Vários exemplos podem ser referidos a este propósito: o que se entende, em relação ao Serviço Nacional de Saúde, quando se refere como objetivo um investimento em “Cuidados de saúde primários com mais respostas”, ou na componente capitalização e inovação empresarial investir numa “Agenda mobilizadora de reindustrialização”, ou nas qualificações e competências, investir no “Compromisso de emprego sustentável”, ou ainda na componente do mar, investir no “Hub azul, rede de infraestruturas para a Economia Azul”? Como é tudo isto operacionalizado? O plano não responde, é vago, define quase só os montantes de investimento.

Acresce que se trata de um plano essencialmente do lado da oferta, contemplando pouco ou nada o lado da procura, em particular de estímulo à procura interna e o incremento do rendimento das famílias por via, por exemplo, da fiscalidade.

Importa ainda salientar a quantidade muito significativa de recursos que Portugal dispõe para financiar o PRR, uns, a fundo perdido, sob a forma de subvenções, e outros, sob a forma de empréstimos. A preferência do Governo é manifesta, privilegiando a maximização da utilização de recursos a fundo perdido e a minimização da utilização de empréstimos, que, a serem contraídos, se traduzirão em maior dívida pública. No caso dos empréstimos, equaciona-se a possibilidade da sua utilização em investimentos no parque público de habitação acessível, na capitalização das empresas e no investimento em material circulante ferroviário. Em todo o caso, o Governo, ao manifestar a intenção em reduzir este modo de financiamento ao mínimo, permite já antever dificuldades na concretização destes projetos.

Um outro aspeto importante é o modelo de governação. Se, de um ponto de vista meramente teórico, o modelo de governação parece aceitável, porque terá uma coordenação política que envolverá vários ministérios, uma coordenação técnica e de monitorização que envolverá uma estrutura de missão que articula vários organismos públicos, uma área de auditoria e controlo e uma comissão de acompanhamento presidida por uma personalidade independente, a verdade é que a execução do PRR irá exigir um enorme esforço de coordenação entre todas as partes envolvidas.

E esta capacidade é uma dúvida que surge no horizonte, tanto mais que os quadros plurianuais anteriores não têm sido executados na totalidade, seja por incapacidade das empresas em propor investimentos reprodutivos, seja pela existência de uma excessiva burocracia nas instituições portuguesas e comunitárias, no que diz respeito ao tratamento dos processos. E, agora, ainda há mais dinheiro disponível. Conseguiremos nós assegurar o aproveitamento cabal dos recursos de que dispomos?
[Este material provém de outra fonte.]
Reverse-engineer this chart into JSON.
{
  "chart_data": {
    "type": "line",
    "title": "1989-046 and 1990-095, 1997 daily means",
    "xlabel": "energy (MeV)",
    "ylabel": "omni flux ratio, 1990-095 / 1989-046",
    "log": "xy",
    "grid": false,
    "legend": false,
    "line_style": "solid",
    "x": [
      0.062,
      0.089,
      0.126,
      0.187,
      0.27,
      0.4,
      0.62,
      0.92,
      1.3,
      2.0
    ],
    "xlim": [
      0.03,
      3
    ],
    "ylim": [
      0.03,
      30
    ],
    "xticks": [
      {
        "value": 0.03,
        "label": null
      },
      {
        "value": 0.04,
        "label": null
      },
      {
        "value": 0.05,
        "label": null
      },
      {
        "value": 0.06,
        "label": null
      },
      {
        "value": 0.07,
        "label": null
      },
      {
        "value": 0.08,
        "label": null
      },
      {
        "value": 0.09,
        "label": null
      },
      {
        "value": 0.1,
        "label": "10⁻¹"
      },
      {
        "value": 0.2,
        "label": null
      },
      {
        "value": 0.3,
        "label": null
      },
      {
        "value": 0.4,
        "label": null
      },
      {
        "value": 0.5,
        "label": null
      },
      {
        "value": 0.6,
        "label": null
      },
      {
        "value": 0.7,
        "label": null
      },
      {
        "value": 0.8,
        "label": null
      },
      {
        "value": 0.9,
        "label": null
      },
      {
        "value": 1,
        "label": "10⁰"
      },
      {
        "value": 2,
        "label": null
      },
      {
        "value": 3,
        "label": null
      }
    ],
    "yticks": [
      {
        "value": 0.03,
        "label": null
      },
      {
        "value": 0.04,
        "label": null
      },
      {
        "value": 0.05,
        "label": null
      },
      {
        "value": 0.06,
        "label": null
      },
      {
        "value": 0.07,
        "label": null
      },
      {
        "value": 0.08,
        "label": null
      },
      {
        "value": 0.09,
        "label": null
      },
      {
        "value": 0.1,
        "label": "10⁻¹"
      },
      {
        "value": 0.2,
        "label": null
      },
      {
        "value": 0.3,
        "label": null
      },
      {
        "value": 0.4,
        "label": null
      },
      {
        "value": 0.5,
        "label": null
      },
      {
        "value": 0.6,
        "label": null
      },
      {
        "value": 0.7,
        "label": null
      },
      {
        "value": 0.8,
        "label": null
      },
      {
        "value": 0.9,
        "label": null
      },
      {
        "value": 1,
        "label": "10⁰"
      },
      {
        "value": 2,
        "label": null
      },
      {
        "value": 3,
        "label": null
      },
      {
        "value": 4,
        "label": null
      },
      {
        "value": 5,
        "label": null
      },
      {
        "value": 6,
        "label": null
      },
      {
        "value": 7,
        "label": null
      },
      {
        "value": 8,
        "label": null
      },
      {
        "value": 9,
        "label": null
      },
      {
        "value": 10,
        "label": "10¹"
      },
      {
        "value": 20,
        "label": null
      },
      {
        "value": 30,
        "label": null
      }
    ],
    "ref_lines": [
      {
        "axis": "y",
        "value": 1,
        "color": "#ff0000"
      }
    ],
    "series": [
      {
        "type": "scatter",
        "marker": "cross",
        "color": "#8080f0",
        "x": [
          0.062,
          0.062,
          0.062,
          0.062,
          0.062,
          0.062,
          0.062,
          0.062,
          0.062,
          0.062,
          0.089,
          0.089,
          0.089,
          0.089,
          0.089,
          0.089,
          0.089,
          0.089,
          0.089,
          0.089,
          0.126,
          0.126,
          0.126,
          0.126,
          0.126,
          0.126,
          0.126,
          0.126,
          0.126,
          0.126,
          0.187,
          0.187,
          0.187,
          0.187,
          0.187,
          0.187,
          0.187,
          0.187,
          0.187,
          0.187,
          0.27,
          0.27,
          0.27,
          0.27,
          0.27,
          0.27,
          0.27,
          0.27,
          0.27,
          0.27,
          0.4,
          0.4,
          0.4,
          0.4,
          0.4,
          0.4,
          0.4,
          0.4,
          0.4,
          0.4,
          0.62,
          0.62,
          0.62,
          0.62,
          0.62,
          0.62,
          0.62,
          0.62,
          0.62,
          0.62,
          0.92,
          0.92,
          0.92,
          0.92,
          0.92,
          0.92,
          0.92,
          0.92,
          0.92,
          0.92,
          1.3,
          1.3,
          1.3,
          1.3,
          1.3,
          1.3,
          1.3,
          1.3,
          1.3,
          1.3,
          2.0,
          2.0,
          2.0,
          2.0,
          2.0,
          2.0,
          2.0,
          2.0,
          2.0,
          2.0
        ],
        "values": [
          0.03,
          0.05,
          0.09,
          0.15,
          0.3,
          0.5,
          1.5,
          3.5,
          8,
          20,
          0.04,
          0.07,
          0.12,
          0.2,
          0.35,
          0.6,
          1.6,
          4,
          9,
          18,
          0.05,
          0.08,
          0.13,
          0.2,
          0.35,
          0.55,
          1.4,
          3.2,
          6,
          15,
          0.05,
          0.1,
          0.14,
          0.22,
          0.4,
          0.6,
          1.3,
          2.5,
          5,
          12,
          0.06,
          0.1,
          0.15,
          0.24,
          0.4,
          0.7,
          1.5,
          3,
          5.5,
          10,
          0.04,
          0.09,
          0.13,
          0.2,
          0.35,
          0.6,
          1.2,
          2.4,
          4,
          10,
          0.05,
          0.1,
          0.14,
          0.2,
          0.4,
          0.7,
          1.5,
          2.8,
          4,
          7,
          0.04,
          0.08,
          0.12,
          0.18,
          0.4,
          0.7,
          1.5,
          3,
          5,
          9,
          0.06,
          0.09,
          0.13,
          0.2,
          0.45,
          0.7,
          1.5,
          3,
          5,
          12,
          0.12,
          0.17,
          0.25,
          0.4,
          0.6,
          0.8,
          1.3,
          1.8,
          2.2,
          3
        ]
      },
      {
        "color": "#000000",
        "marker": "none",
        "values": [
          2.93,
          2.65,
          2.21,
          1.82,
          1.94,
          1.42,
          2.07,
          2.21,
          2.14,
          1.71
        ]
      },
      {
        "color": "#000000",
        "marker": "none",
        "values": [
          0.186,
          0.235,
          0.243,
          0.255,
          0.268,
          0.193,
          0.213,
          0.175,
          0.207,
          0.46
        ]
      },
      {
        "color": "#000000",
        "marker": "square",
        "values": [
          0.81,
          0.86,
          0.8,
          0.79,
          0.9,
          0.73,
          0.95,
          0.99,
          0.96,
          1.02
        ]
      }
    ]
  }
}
Certamente que o PRR terá efeitos positivos na economia, será inevitável com a tamanha dimensão do seu financiamento. Dúvida existe se a utilização destes recursos potenciará níveis de eficiência máximos. É importante que os recursos sejam distribuídos pelas empresas de forma produtiva, que garantam a sua sustentabilidade futura e não se resumam a ser um mero balão de soro, que sirva apenas para adiar a periclitante existência de algumas delas.

As previsões que constam do plano em relação ao crescimento económico, para o quadriénio 2023 a 2026, são de uma taxa de crescimento média anual do PIB de 3%. Quanto à taxa de desemprego, estima-se que se posicione perto dos 7%, ainda acima dos 6,5% alcançados em 2019. Finalmente, o saldo orçamental será abaixo dos 3% a partir de 2022, situação que, nas previsões do Governo, já seria alcançada sem a existência do PRR.

Parece ser modesto o impacto do plano, a aferir pela contabilidade do próprio Governo, pelo menos até 2026. Impõe-se, pois, uma mobilização coletiva para ultrapassar as melhores previsões de progresso económico constantes no PRR. Metam-se as mãos à obra.